Tech

Review: PolarPro Cinema Series filters

10.25.2017

Review: PolarPro Cinema Series filters

Drone videos have come a long way. Just a few years ago, warped, shaky, low-altitude drone video was so new it was mind blowing. Times have changed.

Today, drone operators are able to capture stunning, stabilized aerial videos with camera systems that get better with each new drone that hits the market. If you want a piece of this action, you’ll want to consider purchasing a set of neutral density (ND) filters to add to your drone’s carrying case.

Videos are simply large collections of individual image frames. If the shutter speed of those individual images is high, the resulting video will usually display some non-ideal visual artifacts. Most notable is the “Jello effect,” where a beautiful field of grass becomes a shimmering, distracting sea of movement on replay.

The initial design of the Shutter Collection filters, pictured here, could stop the Mavic's start-up self test if not seated carefully. The redesign, top, solves the issue.
© Justin Moore
The initial design of the Shutter Collection filters, pictured here, could stop the Mavic's start-up self test if not seated carefully. The redesign, top, solves the issue.

 

To combat this, PolarPro created the Cinema Series—a collection of ND and polarizing filters for the DJI Mavic Pro and Phantom 4 Pro drones. You immediately get a sense of the filters’ high quality when you open the package. The filters are enclosed in gold bezels that project solid design quality, and the set comes with a reusable case.

The Shutter Collection includes ND8, ND16, and ND32 filters. The 16 and 32 filters are true light killers, only to be used in the brightest of conditions. You’ll likely find that the ND8 is the filter you’ll use most to help you achieve videos with a cinematic look. In most cases, you can accomplish this by shooting video at a shutter speed that is twice the video frame rate. For a 30-frames-per-second video, for example, you’re looking to have a shutter speed of 1/60 second.

Do these filters work? Absolutely. The dark, multi-coated glass reduces harsh glare and brings shutter speeds down to manageable levels.         

No noticeable image quality is lost, which is a testament to the filter quality. The end result is an ability to capture smooth, cinematic aerial videos without artifacts.

Mounting a filter is simple. The Phantom 4 Pro filters screw into place on the camera (after you remove the clear filter that comes with the drone).

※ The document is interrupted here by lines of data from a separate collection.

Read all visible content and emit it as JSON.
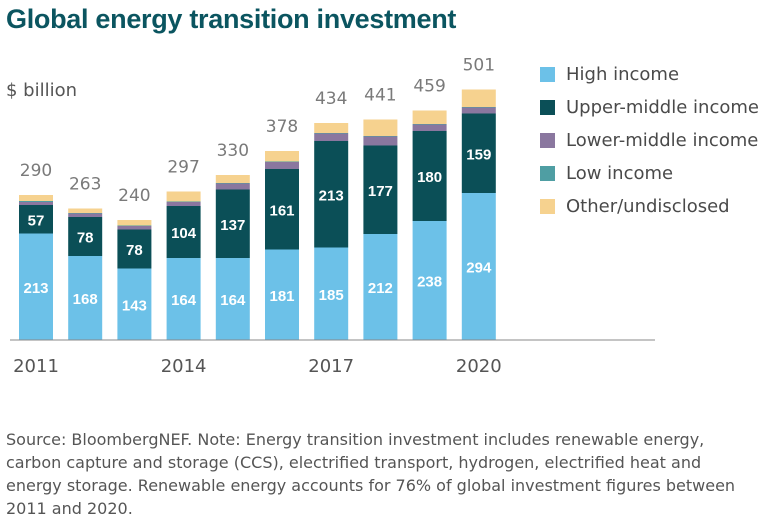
{
  "chart_data": {
    "type": "bar",
    "stacked": true,
    "title": "Global energy transition investment",
    "unit_label": "$ billion",
    "categories": [
      "2011",
      "2012",
      "2013",
      "2014",
      "2015",
      "2016",
      "2017",
      "2018",
      "2019",
      "2020"
    ],
    "x_tick_labels": [
      "2011",
      "",
      "",
      "2014",
      "",
      "",
      "2017",
      "",
      "",
      "2020"
    ],
    "totals": [
      290,
      263,
      240,
      297,
      330,
      378,
      434,
      441,
      459,
      501
    ],
    "series": [
      {
        "name": "High income",
        "color": "#6cc1e8",
        "values": [
          213,
          168,
          143,
          164,
          164,
          181,
          185,
          212,
          238,
          294
        ]
      },
      {
        "name": "Upper-middle income",
        "color": "#0b4f57",
        "values": [
          57,
          78,
          78,
          104,
          137,
          161,
          213,
          177,
          180,
          159
        ]
      },
      {
        "name": "Lower-middle income",
        "color": "#8a779f",
        "values": [
          6,
          7,
          7,
          8,
          12,
          14,
          15,
          18,
          13,
          12
        ]
      },
      {
        "name": "Low income",
        "color": "#4f9ea3",
        "values": [
          2,
          1,
          1,
          1,
          1,
          1,
          1,
          1,
          1,
          1
        ]
      },
      {
        "name": "Other/undisclosed",
        "color": "#f6d28f",
        "values": [
          12,
          9,
          11,
          20,
          16,
          21,
          20,
          33,
          27,
          35
        ]
      }
    ],
    "ylim": [
      0,
      520
    ],
    "legend_position": "right"
  },
  "source_note": "Source: BloombergNEF. Note: Energy transition investment includes renewable energy, carbon capture and storage (CCS), electrified transport, hydrogen, electrified heat and energy storage. Renewable energy accounts for 76% of global investment figures between 2011 and 2020."
}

I tested an early, chunkier version of the Mavic Pro filters (above). If not carefully seated on the lens, the filter could get in the way and stop the camera from completing its self-test because it stuck out just enough to cause the camera to strike the gimbal. It has been redesigned to fix this issue with the same optics but a sleeker housing (top).

If you want to take your aerial video to the next level, the PolarPro Cinema Series ND and polarizing filters would be a welcome addition to your drone bag. •

Justin Moore is a photographer and pilot in San Antonio, Texas.